What I want is: "Welcome To The Geek Stuff" => “We(l)come To Th(e) Ge(e)k St(u)ff”
How can I parenthesize the third character of each word?
Upvotes: 3
Views: 1569
Reputation: 58483
This might work for you (GNU sed):
sed 's/\b\(.\B.\)\B\(.\)/\1(\2)/g' file
This looks for the second non-word boundary from the start of a word boundary and surrounds the following character with parens.
Upvotes: 0
Reputation: 41460
Here is an awk
version:
cat file
Hi, this is a test with some data.
awk '{for (i=1;i<=NF;i++) {split($i,a,"");if (a[3]~/[[:alpha:]]/) $i=substr($i,1,2)"("a[3]")"substr($i,4)}}1' file
Hi, th(i)s is a te(s)t wi(t)h so(m)e da(t)a.
It test if third letter in the word is an alphabetic character,
if so, recreate the word with ()
around third character.
Upvotes: 0
Reputation: 174786
This sed command must put every third character present in a word within parenthesis.

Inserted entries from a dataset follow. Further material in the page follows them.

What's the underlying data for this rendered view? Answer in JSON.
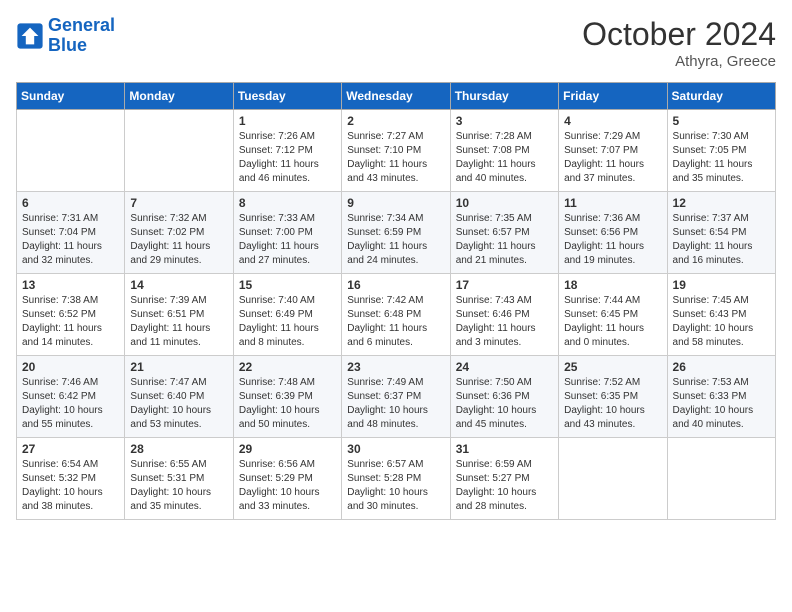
{
  "header": {
    "logo_line1": "General",
    "logo_line2": "Blue",
    "month": "October 2024",
    "location": "Athyra, Greece"
  },
  "weekdays": [
    "Sunday",
    "Monday",
    "Tuesday",
    "Wednesday",
    "Thursday",
    "Friday",
    "Saturday"
  ],
  "weeks": [
    [
      {
        "day": "",
        "info": ""
      },
      {
        "day": "",
        "info": ""
      },
      {
        "day": "1",
        "info": "Sunrise: 7:26 AM\nSunset: 7:12 PM\nDaylight: 11 hours and 46 minutes."
      },
      {
        "day": "2",
        "info": "Sunrise: 7:27 AM\nSunset: 7:10 PM\nDaylight: 11 hours and 43 minutes."
      },
      {
        "day": "3",
        "info": "Sunrise: 7:28 AM\nSunset: 7:08 PM\nDaylight: 11 hours and 40 minutes."
      },
      {
        "day": "4",
        "info": "Sunrise: 7:29 AM\nSunset: 7:07 PM\nDaylight: 11 hours and 37 minutes."
      },
      {
        "day": "5",
        "info": "Sunrise: 7:30 AM\nSunset: 7:05 PM\nDaylight: 11 hours and 35 minutes."
      }
    ],
    [
      {
        "day": "6",
        "info": "Sunrise: 7:31 AM\nSunset: 7:04 PM\nDaylight: 11 hours and 32 minutes."
      },
      {
        "day": "7",
        "info": "Sunrise: 7:32 AM\nSunset: 7:02 PM\nDaylight: 11 hours and 29 minutes."
      },
      {
        "day": "8",
        "info": "Sunrise: 7:33 AM\nSunset: 7:00 PM\nDaylight: 11 hours and 27 minutes."
      },
      {
        "day": "9",
        "info": "Sunrise: 7:34 AM\nSunset: 6:59 PM\nDaylight: 11 hours and 24 minutes."
      },
      {
        "day": "10",
        "info": "Sunrise: 7:35 AM\nSunset: 6:57 PM\nDaylight: 11 hours and 21 minutes."
      },
      {
        "day": "11",
        "info": "Sunrise: 7:36 AM\nSunset: 6:56 PM\nDaylight: 11 hours and 19 minutes."
      },
      {
        "day": "12",
        "info": "Sunrise: 7:37 AM\nSunset: 6:54 PM\nDaylight: 11 hours and 16 minutes."
      }
    ],
    [
      {
        "day": "13",
        "info": "Sunrise: 7:38 AM\nSunset: 6:52 PM\nDaylight: 11 hours and 14 minutes."
      },
      {
        "day": "14",
        "info": "Sunrise: 7:39 AM\nSunset: 6:51 PM\nDaylight: 11 hours and 11 minutes."
      },
      {
        "day": "15",
        "info": "Sunrise: 7:40 AM\nSunset: 6:49 PM\nDaylight: 11 hours and 8 minutes."
      },
      {
        "day": "16",
        "info": "Sunrise: 7:42 AM\nSunset: 6:48 PM\nDaylight: 11 hours and 6 minutes."
      },
      {
        "day": "17",
        "info": "Sunrise: 7:43 AM\nSunset: 6:46 PM\nDaylight: 11 hours and 3 minutes."
      },
      {
        "day": "18",
        "info": "Sunrise: 7:44 AM\nSunset: 6:45 PM\nDaylight: 11 hours and 0 minutes."
      },
      {
        "day": "19",
        "info": "Sunrise: 7:45 AM\nSunset: 6:43 PM\nDaylight: 10 hours and 58 minutes."
      }
    ],
    [
      {
        "day": "20",
        "info": "Sunrise: 7:46 AM\nSunset: 6:42 PM\nDaylight: 10 hours and 55 minutes."
      },
      {
        "day": "21",
        "info": "Sunrise: 7:47 AM\nSunset: 6:40 PM\nDaylight: 10 hours and 53 minutes."
      },
      {
        "day": "22",
        "info": "Sunrise: 7:48 AM\nSunset: 6:39 PM\nDaylight: 10 hours and 50 minutes."
      },
      {
        "day": "23",
        "info": "Sunrise: 7:49 AM\nSunset: 6:37 PM\nDaylight: 10 hours and 48 minutes."
      },
      {
        "day": "24",
        "info": "Sunrise: 7:50 AM\nSunset: 6:36 PM\nDaylight: 10 hours and 45 minutes."
      },
      {
        "day": "25",
        "info": "Sunrise: 7:52 AM\nSunset: 6:35 PM\nDaylight: 10 hours and 43 minutes."
      },
      {
        "day": "26",
        "info": "Sunrise: 7:53 AM\nSunset: 6:33 PM\nDaylight: 10 hours and 40 minutes."
      }
    ],
    [
      {
        "day": "27",
        "info": "Sunrise: 6:54 AM\nSunset: 5:32 PM\nDaylight: 10 hours and 38 minutes."
      },
      {
        "day": "28",
        "info": "Sunrise: 6:55 AM\nSunset: 5:31 PM\nDaylight: 10 hours and 35 minutes."
      },
      {
        "day": "29",
        "info": "Sunrise: 6:56 AM\nSunset: 5:29 PM\nDaylight: 10 hours and 33 minutes."
      },
      {
        "day": "30",
        "info": "Sunrise: 6:57 AM\nSunset: 5:28 PM\nDaylight: 10 hours and 30 minutes."
      },
      {
        "day": "31",
        "info": "Sunrise: 6:59 AM\nSunset: 5:27 PM\nDaylight: 10 hours and 28 minutes."
      },
      {
        "day": "",
        "info": ""
      },
      {
        "day": "",
        "info": ""
      }
    ]
  ]
}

$ echo 'Welcome To The Geek Stuff' | sed 's/\b\([A-Z][a-z]\)\([a-z]\)/\1(\2)/g'
We(l)come To Th(e) Ge(e)k St(u)ff
$ echo 'Welcome To The Geek Stuff' | sed 's/\b\([a-z][a-z]\)\([a-z]\)/\1(\2)/gi'
We(l)come To Th(e) Ge(e)k St(u)ff
Add i
modifier in-order to do a case-insensitive match.